The Equality and Human Rights Commission (EHRC) has called for urgent action from employers to protect their employees from sexual harassment, after finding that ‘toxic workplace cultures’ and the ‘very real fears of victimisation’ mean that employers’ responses are inconsistent. Lawyers from Bindmans LLP, Lewis Silkin LLP, Mishcon de Reya LLP and Stewarts discuss potential future changes to employer practices, arguing that it is time to ‘shake up the current ineffectiveness of the system’ that has allowed workplace harassment to go ‘unchecked and unpunished’.
EHRC recommendations to ‘eliminate sexual harassment in every British workplace’ include:
- new laws to strengthen protection for harassment victims—the limitation period should be extended to six months, and interim relief should be introduced
- a change in workplace culture—a mandatory duty on employers to take reasonable steps to protect workers from harassment should be introduced, as well as a statutory code of practice
- greater transparency about incidents of harassment—the publication of company policy should be mandatory, and non-disclosure agreements and confidentiality clauses should be made void
Law and regulation is ‘not the only answer’
Shazia Khan, partner at Bindmans LLP, says that it is unacceptable that sexual harassment has become ‘normalised’ in the workplace: ‘In effect, employers appear desensitised to the practice acting in a laissez-faire manner paying lip-service to complaints raised.’
Khan adds that this shows that the current framework fails those at ‘the receiving end of such unwarranted abuse and exploitation’.
Michael Burd, partner at Lewis Silkin LLP, discusses the EHRC’s focus on ‘corrosive’ cultures leading to workplace harassment.
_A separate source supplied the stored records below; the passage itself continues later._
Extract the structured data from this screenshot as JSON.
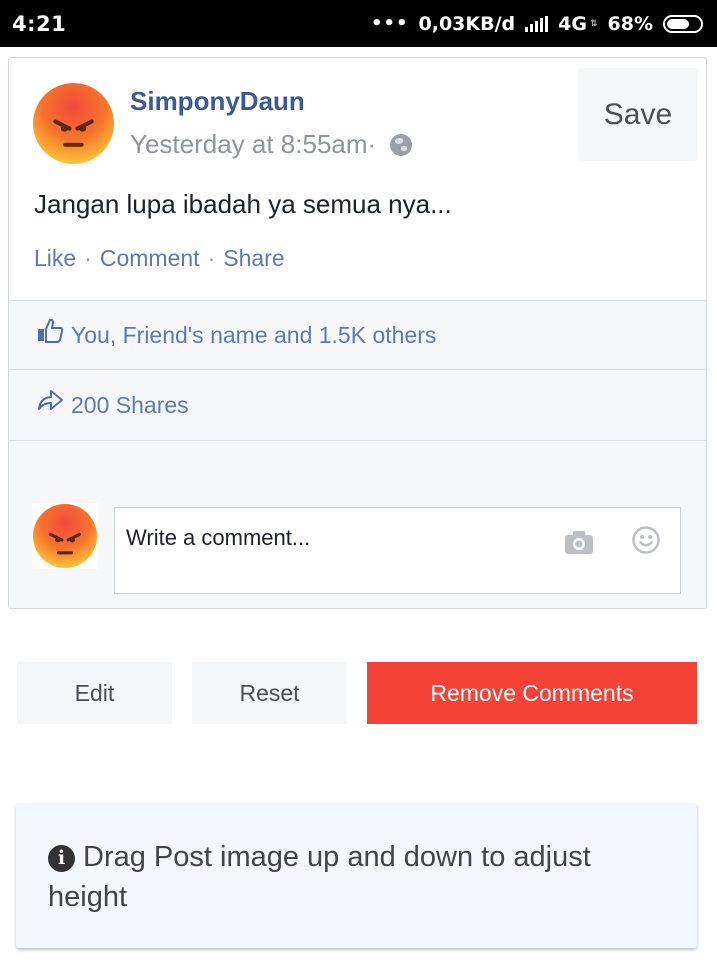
{
  "status_bar": {
    "time": "4:21",
    "dots": "•••",
    "network_speed": "0,03KB/d",
    "network_type": "4G",
    "battery": "68%"
  },
  "post": {
    "author": "SimponyDaun",
    "timestamp": "Yesterday at 8:55am·",
    "text": "Jangan lupa ibadah ya semua nya...",
    "save_label": "Save",
    "actions": {
      "like": "Like",
      "comment": "Comment",
      "share": "Share",
      "separator": "·"
    },
    "likes_text": "You, Friend's name and 1.5K others",
    "shares_text": "200 Shares",
    "comment_placeholder": "Write a comment...",
    "privacy_icon": "globe-icon",
    "avatar_icon": "angry-face-icon"
  },
  "buttons": {
    "edit": "Edit",
    "reset": "Reset",
    "remove_comments": "Remove Comments"
  },
  "info": {
    "icon_glyph": "i",
    "text": "Drag Post image up and down to adjust height"
  },
  "colors": {
    "link_blue": "#3b5998",
    "action_blue": "#5b7bb3",
    "remove_red": "#f44336",
    "info_bg": "#f1f7fc"
  }
}
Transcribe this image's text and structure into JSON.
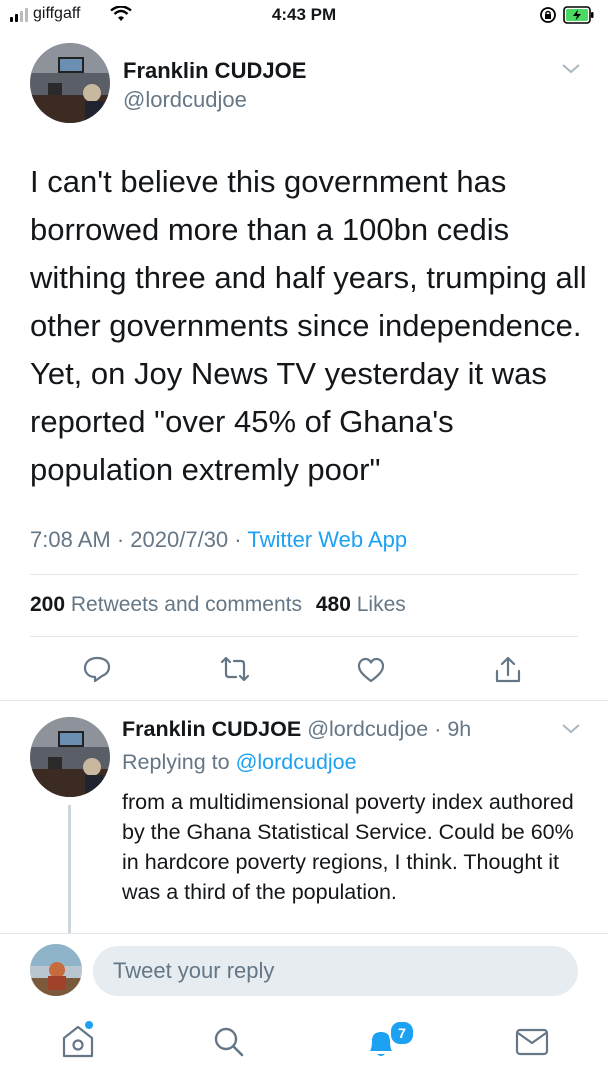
{
  "status_bar": {
    "carrier": "giffgaff",
    "time": "4:43 PM"
  },
  "tweet": {
    "author_name": "Franklin CUDJOE",
    "author_handle": "@lordcudjoe",
    "text": "I can't believe this government has borrowed more than a 100bn cedis withing three and half years, trumping all other governments since independence. Yet, on Joy News TV yesterday it was reported \"over 45% of Ghana's population extremly poor\"",
    "time": "7:08 AM",
    "date": "2020/7/30",
    "separator": "·",
    "source": "Twitter Web App",
    "retweets_count": "200",
    "retweets_label": "Retweets and comments",
    "likes_count": "480",
    "likes_label": "Likes"
  },
  "reply": {
    "author_name": "Franklin CUDJOE",
    "author_handle": "@lordcudjoe",
    "age": "9h",
    "replying_to_label": "Replying to",
    "replying_to_handle": "@lordcudjoe",
    "text": "from a multidimensional poverty index authored by the Ghana Statistical Service. Could be 60% in hardcore poverty regions, I think. Thought it was a third of the population."
  },
  "compose": {
    "placeholder": "Tweet your reply"
  },
  "tabbar": {
    "notifications_badge": "7"
  },
  "colors": {
    "accent": "#1da1f2",
    "secondary_text": "#657786",
    "divider": "#e1e8ed"
  }
}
The EHRC suggests that the onus should now be on employers to prevent and resolve workplace harassment. Burd notes that the question of how the onus will be brought about is an interesting one:
The fact is that the law has for some time required employers to safeguard employees’ health and safety, and that sexual harassment and discrimination have been unlawful for many years. But that of itself has not been enough to change cultural norms that have all too frequently allowed workplace harassment to go unchecked and unpunished.
Burd suggests that law and regulation, although playing an important role in driving societal change, is never going to be the only answer:
It is undoubtedly the case that the #MeToo campaign, and all the public and social media comment which has emanated from it, has probably done more to raise public consciousness about the issue, and to shift the public’s notion of what is and is not acceptable behaviour, in a period of months than anti-discrimination legislation has achieved over some 50 years since its inception.
Asa Waring, legal director at Mishcon de Reya LLP, agrees that legal changes will not be enough: ‘It is clear from this report and other data on sexual harassment that cultural change is needed, including in relation to empowering employees to speak up.’
Practical steps to ‘mitigate the risk of workplace harassment’
Joseph Lappin, employment solicitor at Stewarts, suggests several steps that an employer should take to ‘mitigate the risk of sexual harassment occurring in the workplace’:
- implementing equality and diversity policies which address the issue of sexual harassment
- providing diversity and equality training to senior managers so that they can react quickly if confronted with allegations of sexual harassment by team members
- making it easy to report sexual harassment confidentially and investigating allegations quickly and robustly, regardless of the seniority of those involved
- taking steps to protect those employees who believe they have been harassed at work and providing them with internal and external support networks
- conducting disciplinary investigations and taking steps to discipline any members of staff found to have committed acts of harassment, including dismissal where appropriate
Khan adds that a mandatory statutory reporting regime may go towards ‘shaking up the current ineffectiveness of the system’, while enticing employers to ‘address all complaints fairly, thoroughly and promptly, placing the victim at the centre of solutions instead of marginalising and victimising them’. She continues:
An immediate ban on the use of non-disclosure agreements to silence victims in exchange for financial incentives must be outlawed.
Waring says that a mandatory, legally enforceable duty on employers to safeguard their workers accompanied by a statutory code of practice is ‘likely to be more effective than non-binding guidelines’: ‘It should not be too onerous for those employers who already have the proper procedures in place’.
Use of confidentiality clauses has ‘tricky aspects’
Burd says that the EHRC’s recommendation for the government to make confidentiality clauses void has some ‘tricky aspects’ to it:
Clearly, they should never be used to gag victims or prevent whistleblowing or abuses of power; no question about that. But in my experience, there are instances where confidentiality is really important to the victim, in some cases enabling them to feel comfortable returning to a workplace without fear that “everyone knows.
Burd concludes:
If there is to be a code of practice around this it will require some careful thinking about to ensure that victims’ interests are not inadvertently impacted adversely.